Literature DB >> 11297456

Progress toward the development of a safe and effective agent for treating reentrant cardiac arrhythmias: synthesis and evaluation of ibutilide analogues with enhanced metabolic stability and diminished proarrhythmic potential.

J B Hester1, J K Gibson, L V Buchanan, M G Cimini, M A Clark, D E Emmert, M A Glavanovich, R J Imbordino, R J LeMay, M W McMillan, S C Perricone, D M Squires, R R Walters.   

Abstract

A series of ibutilide analogues with fluorine substituents on the heptyl side chain was prepared and evaluated for class III antiarrhythmic activity, metabolic stability, and proarrhythmic potential. It was found that fluorine substituents stabilized the side chain to metabolic oxidation. Many of the compounds also retained the ability to increase the refractoriness of cardiac tissue at both slow and fast pacing rates.
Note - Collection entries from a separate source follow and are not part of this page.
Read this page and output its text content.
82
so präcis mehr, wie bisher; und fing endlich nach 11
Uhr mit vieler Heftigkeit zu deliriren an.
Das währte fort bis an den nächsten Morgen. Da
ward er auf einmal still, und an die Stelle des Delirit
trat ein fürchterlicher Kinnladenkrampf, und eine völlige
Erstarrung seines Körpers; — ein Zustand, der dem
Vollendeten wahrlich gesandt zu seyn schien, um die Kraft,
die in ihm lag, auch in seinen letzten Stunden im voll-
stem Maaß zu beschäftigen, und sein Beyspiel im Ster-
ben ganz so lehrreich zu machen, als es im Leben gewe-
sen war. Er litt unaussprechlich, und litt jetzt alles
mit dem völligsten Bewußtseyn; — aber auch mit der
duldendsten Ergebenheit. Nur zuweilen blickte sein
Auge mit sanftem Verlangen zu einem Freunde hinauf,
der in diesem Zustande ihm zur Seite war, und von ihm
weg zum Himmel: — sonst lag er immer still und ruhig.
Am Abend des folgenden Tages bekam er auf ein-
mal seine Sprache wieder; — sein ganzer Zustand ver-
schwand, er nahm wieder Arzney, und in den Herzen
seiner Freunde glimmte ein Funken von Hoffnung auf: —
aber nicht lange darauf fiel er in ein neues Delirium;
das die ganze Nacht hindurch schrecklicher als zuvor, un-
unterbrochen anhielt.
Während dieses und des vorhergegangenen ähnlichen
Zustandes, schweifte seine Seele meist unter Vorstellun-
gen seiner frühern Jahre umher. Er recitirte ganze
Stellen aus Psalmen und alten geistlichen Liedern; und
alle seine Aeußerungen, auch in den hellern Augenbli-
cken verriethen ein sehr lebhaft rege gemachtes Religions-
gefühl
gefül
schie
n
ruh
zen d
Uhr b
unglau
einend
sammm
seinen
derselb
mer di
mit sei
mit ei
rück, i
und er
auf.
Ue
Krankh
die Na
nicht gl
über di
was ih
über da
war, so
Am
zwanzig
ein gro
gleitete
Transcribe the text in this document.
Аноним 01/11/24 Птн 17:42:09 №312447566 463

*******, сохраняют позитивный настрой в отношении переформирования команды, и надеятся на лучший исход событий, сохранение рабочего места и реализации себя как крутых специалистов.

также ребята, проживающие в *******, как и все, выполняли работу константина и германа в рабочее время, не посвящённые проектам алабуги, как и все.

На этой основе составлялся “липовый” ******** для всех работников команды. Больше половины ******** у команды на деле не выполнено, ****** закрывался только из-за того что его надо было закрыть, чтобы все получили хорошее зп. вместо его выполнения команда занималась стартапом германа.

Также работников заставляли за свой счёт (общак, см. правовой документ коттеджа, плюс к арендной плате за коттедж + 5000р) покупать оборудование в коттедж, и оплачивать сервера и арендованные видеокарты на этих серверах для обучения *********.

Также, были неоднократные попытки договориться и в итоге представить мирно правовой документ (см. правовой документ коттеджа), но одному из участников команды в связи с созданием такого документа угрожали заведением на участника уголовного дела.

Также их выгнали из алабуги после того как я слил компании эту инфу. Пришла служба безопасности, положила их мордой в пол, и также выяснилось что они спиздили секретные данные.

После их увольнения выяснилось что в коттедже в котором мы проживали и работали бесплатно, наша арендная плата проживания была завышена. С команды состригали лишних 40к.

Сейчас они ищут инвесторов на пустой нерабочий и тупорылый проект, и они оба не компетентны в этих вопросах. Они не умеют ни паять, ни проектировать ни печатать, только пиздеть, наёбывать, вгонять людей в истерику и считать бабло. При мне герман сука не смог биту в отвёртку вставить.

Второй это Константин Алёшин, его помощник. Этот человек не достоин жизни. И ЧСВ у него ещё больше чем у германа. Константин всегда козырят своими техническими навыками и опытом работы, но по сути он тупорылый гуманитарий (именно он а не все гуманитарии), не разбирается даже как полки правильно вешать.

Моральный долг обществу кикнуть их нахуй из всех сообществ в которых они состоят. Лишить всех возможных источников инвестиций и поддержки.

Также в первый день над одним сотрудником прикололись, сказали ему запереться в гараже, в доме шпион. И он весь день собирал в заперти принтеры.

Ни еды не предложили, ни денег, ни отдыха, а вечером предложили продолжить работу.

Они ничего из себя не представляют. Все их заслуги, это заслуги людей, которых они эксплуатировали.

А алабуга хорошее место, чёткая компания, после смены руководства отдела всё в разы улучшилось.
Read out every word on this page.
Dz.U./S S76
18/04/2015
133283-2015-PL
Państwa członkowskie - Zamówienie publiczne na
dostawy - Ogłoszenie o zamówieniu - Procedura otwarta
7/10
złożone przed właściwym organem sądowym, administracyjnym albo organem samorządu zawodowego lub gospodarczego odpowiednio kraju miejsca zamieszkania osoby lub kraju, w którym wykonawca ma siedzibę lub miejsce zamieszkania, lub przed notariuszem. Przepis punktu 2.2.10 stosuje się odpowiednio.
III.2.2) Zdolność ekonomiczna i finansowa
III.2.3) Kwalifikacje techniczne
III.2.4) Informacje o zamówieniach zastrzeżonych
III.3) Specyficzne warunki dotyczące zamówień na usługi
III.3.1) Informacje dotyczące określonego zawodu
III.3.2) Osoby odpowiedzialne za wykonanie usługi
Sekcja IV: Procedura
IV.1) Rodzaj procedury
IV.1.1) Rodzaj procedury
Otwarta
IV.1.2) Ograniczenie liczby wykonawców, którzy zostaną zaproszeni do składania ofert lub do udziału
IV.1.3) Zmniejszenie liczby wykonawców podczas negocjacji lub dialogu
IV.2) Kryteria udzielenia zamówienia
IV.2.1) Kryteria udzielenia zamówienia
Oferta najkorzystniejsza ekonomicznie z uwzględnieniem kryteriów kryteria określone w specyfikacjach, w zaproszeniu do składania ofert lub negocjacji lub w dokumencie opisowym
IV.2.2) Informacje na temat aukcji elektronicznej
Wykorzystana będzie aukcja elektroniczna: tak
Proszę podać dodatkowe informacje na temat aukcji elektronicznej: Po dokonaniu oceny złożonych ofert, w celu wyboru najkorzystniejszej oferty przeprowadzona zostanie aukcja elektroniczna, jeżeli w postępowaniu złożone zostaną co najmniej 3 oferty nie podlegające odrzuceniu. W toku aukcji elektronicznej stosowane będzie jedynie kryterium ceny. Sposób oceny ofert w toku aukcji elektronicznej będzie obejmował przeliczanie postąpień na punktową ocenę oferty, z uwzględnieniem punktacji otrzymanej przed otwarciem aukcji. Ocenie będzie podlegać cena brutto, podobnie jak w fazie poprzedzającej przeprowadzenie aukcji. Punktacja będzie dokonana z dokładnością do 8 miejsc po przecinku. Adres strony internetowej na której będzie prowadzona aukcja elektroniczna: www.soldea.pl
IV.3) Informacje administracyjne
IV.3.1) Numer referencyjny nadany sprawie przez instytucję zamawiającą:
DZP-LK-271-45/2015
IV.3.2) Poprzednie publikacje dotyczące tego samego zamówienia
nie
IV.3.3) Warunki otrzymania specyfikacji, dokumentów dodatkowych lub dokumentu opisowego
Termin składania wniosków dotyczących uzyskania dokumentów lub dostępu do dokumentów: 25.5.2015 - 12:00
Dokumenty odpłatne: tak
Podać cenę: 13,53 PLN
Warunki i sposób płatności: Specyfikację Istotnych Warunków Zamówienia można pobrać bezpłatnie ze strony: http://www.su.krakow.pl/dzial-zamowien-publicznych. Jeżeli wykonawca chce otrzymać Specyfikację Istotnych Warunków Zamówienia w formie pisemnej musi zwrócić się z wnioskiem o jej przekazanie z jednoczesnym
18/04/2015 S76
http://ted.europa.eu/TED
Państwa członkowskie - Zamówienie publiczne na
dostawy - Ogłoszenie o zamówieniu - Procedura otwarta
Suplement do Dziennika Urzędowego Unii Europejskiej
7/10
The potential for producing polymorphic ventricular tachycardia in the rabbit model was dependent on the chirality of the benzylic carbon. The S-enantiomers generally had less proarrhythmic activity than the corresponding racemates. One compound from this series (45E, trecetilide fumarate) had excellent antiarrhythmic activity and metabolic stability and was devoid of proarrhythmic activity in the rabbit model. It was chosen for further development.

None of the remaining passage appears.